Given an array of antennae with a given specific layout, compute the complex coefficients with which to multiply each individual signal before adding them together so that the combined signal has unit gain in a specific direction, the so-called look direction, and the smallest average gain possible outside a certain neighborhood of the look direction.
The specific problem whose solution is shown above involved a hexagonally shaped hexagonal lattice, a look direction that is 40 degrees off bore sight (which is straight up), and the requirement to minimize the response at all angles 20 degrees or more away from the look direction. The large lobe is aligned along the look direction. The plot is in decibels vs direction. The peak of the main lobe corresponds to 0 dB. Each color band (green, blue, red, etc.) corresponds to a 10 dB reduction in signal strength. To see the AMPL file that was used to generate the surface shown above, click here.
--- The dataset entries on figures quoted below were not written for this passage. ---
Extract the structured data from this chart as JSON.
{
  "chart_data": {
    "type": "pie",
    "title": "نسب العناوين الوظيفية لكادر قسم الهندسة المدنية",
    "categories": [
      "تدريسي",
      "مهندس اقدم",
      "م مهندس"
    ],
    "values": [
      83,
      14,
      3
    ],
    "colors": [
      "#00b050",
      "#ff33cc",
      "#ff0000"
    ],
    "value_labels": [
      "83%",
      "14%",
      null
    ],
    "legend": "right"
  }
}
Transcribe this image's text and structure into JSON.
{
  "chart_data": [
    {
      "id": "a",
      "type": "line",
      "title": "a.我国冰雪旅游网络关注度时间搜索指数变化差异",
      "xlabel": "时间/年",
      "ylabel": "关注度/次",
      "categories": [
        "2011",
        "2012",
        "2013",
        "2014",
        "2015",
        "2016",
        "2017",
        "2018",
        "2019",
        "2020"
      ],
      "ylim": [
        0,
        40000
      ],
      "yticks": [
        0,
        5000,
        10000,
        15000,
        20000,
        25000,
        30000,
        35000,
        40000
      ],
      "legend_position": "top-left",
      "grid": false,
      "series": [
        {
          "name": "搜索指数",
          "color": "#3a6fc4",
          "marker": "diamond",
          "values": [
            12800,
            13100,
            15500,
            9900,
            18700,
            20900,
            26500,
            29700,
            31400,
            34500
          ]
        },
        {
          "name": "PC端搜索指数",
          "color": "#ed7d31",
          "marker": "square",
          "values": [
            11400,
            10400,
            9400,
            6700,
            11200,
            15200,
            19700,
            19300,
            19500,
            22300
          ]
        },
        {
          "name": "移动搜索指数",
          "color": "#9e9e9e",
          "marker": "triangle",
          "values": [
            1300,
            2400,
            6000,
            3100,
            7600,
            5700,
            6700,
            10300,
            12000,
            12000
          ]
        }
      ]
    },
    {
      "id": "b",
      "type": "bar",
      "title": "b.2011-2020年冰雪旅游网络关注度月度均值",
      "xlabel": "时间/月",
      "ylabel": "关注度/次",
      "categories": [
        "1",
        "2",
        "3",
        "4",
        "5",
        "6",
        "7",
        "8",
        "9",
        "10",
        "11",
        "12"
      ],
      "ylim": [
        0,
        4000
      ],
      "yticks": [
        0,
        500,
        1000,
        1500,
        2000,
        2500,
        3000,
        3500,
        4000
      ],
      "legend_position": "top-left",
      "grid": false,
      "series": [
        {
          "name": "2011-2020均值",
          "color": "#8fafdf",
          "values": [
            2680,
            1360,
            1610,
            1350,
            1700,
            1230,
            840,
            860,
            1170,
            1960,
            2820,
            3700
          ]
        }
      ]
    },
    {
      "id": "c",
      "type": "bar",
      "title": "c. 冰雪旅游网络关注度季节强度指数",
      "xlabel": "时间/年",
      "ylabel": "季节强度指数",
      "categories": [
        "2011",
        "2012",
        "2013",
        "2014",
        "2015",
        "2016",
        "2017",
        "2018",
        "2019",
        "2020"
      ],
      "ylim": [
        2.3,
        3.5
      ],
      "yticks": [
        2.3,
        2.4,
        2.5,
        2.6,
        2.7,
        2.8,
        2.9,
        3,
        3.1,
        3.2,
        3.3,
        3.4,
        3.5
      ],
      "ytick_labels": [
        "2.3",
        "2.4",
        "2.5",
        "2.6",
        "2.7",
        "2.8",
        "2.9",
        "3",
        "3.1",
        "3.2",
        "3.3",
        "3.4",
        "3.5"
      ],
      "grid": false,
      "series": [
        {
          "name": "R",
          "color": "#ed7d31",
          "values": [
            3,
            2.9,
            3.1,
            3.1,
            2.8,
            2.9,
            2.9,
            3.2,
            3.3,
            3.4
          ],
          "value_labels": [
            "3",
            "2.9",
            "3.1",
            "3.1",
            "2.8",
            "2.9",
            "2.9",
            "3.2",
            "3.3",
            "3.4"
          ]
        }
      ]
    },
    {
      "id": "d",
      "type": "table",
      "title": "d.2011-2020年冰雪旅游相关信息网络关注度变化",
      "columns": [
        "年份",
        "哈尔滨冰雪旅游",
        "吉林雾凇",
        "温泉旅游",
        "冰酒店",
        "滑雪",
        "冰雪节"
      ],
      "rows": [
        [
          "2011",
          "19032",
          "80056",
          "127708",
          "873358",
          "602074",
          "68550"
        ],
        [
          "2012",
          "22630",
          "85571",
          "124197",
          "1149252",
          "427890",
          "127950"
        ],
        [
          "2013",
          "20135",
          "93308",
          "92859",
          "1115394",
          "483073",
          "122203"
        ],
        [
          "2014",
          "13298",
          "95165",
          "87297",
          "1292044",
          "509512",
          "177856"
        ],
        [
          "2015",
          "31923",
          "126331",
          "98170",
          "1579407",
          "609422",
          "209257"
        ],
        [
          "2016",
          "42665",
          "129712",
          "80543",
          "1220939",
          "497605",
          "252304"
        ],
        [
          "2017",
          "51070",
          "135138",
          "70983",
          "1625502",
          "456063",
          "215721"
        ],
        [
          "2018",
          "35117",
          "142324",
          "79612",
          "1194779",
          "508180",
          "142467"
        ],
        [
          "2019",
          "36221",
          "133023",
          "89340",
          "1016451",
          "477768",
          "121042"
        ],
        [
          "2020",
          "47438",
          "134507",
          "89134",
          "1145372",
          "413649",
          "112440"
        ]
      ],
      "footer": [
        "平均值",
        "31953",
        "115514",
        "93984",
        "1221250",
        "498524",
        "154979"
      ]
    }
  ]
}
LOQO was used to compute the response surface shown above. To get a better feel for the surface, set it in motion by dragging and releasing the globe. The problem is described in detail in: J. O. Coleman and R. J. Vanderbei, `` Random-Process Formulation of Computationally Efficient Performance Measures for Wideband Arrays in the Far Field,'' Proc. 1999 Midwest Symp. on Circuits and Systems, Las Cruces, NM, August 1999.